Foundational to this reciprocal and iterative process of community building is in the way I show up in courses. I start by communicating that I am also human and have faults, and that over the course of the semester I am likely to make mistakes, and I am okay with that. I try to explicitly step down from the role of ultimate authority to one of a co-learner. This begins to shift the dynamic from being a place of right and wrong to a place of accepting ambiguity and appreciating one another’s contributions to the learning process. This work of relationship building and showing up as fully human, seems especially important in online spaces. As Robin DeRosa articulated, “When we think of distance as an invitation to explore our relationality to others, we invite ourselves into a learning community, and this is a precious resource and an opportunity.”

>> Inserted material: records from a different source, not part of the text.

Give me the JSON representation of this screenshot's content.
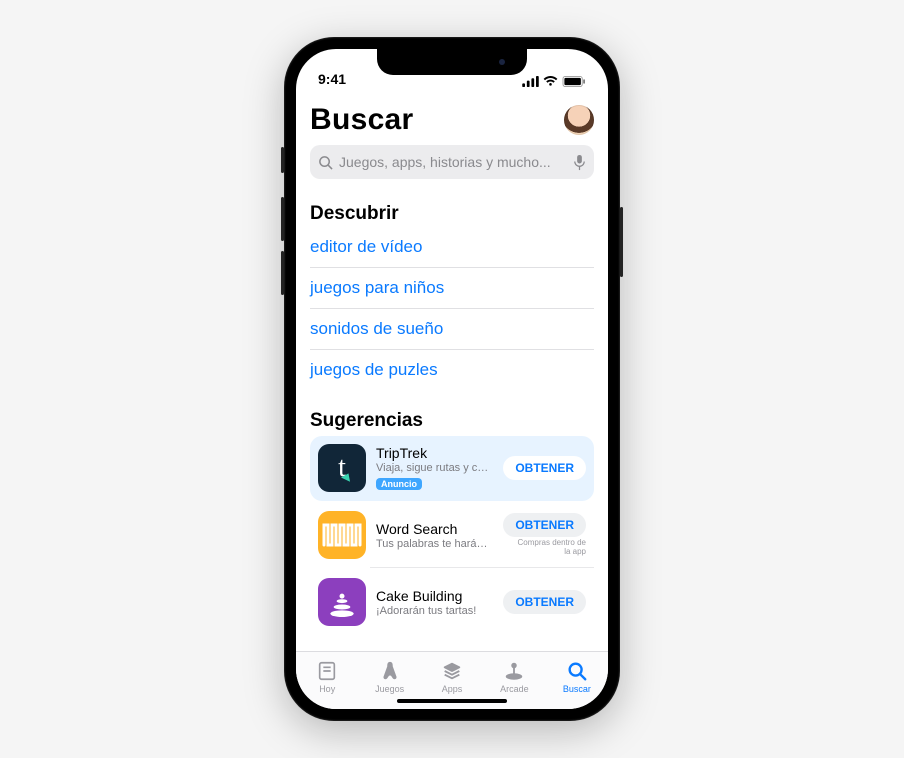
{
  "status": {
    "time": "9:41"
  },
  "header": {
    "title": "Buscar"
  },
  "search": {
    "placeholder": "Juegos, apps, historias y mucho..."
  },
  "discover": {
    "heading": "Descubrir",
    "items": [
      "editor de vídeo",
      "juegos para niños",
      "sonidos de sueño",
      "juegos de puzles"
    ]
  },
  "suggestions": {
    "heading": "Sugerencias",
    "get_label": "OBTENER",
    "ad_label": "Anuncio",
    "iap_label": "Compras dentro de la app",
    "apps": [
      {
        "name": "TripTrek",
        "subtitle": "Viaja, sigue rutas y comparte.",
        "promoted": true
      },
      {
        "name": "Word Search",
        "subtitle": "Tus palabras te harán ganar.",
        "iap": true
      },
      {
        "name": "Cake Building",
        "subtitle": "¡Adorarán tus tartas!"
      }
    ]
  },
  "tabs": {
    "today": "Hoy",
    "games": "Juegos",
    "apps": "Apps",
    "arcade": "Arcade",
    "search": "Buscar"
  }
}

Another part of this work of us all showing up as fully human in online spaces is intentionally embedding opportunities for students to know myself and one another in and out of the content of the course. Opportunities I try to embed to encourage these relationships sometimes include Flipgrid videos to invite everyone to share something about themselves, and other times it includes opportunities for personal connections to readings and resources.
To further humanize and begin to build community in online courses, I start each week with a video about the module-- sometimes focusing on the “nuts and bolts” of a new technology, other times focusing on an aspect of the content within the module. As part of these videos, I intentionally plan what I will say, but I don’t rehearse it or write a script. The outcome is that I generally say “ummm” several times, or a pet or child might make a cameo; but for me, the messiness is part of what makes me a real person. Students are responsive to these-- I think it helps them build a connection to me as a human, and gives them permission to show up as themselves, too.
Outside of courses, I hold weekly office hours via Zoom. For a couple semesters these were not well attended, and to be honest, feeling a bit defeated, I stopped holding them for a bit. When COVID-19 hit, I decided it would be good to start them again, and several students show up each week to be in community with one another. There is never an agenda, it is just a time to be with each other.
As I write this, I realize that I don’t have any magic formula that makes community happen. For me, it’s showing up as myself, and giving space for students to do the same. In many ways, it has been by intentionally showing up as my true self that community building begins.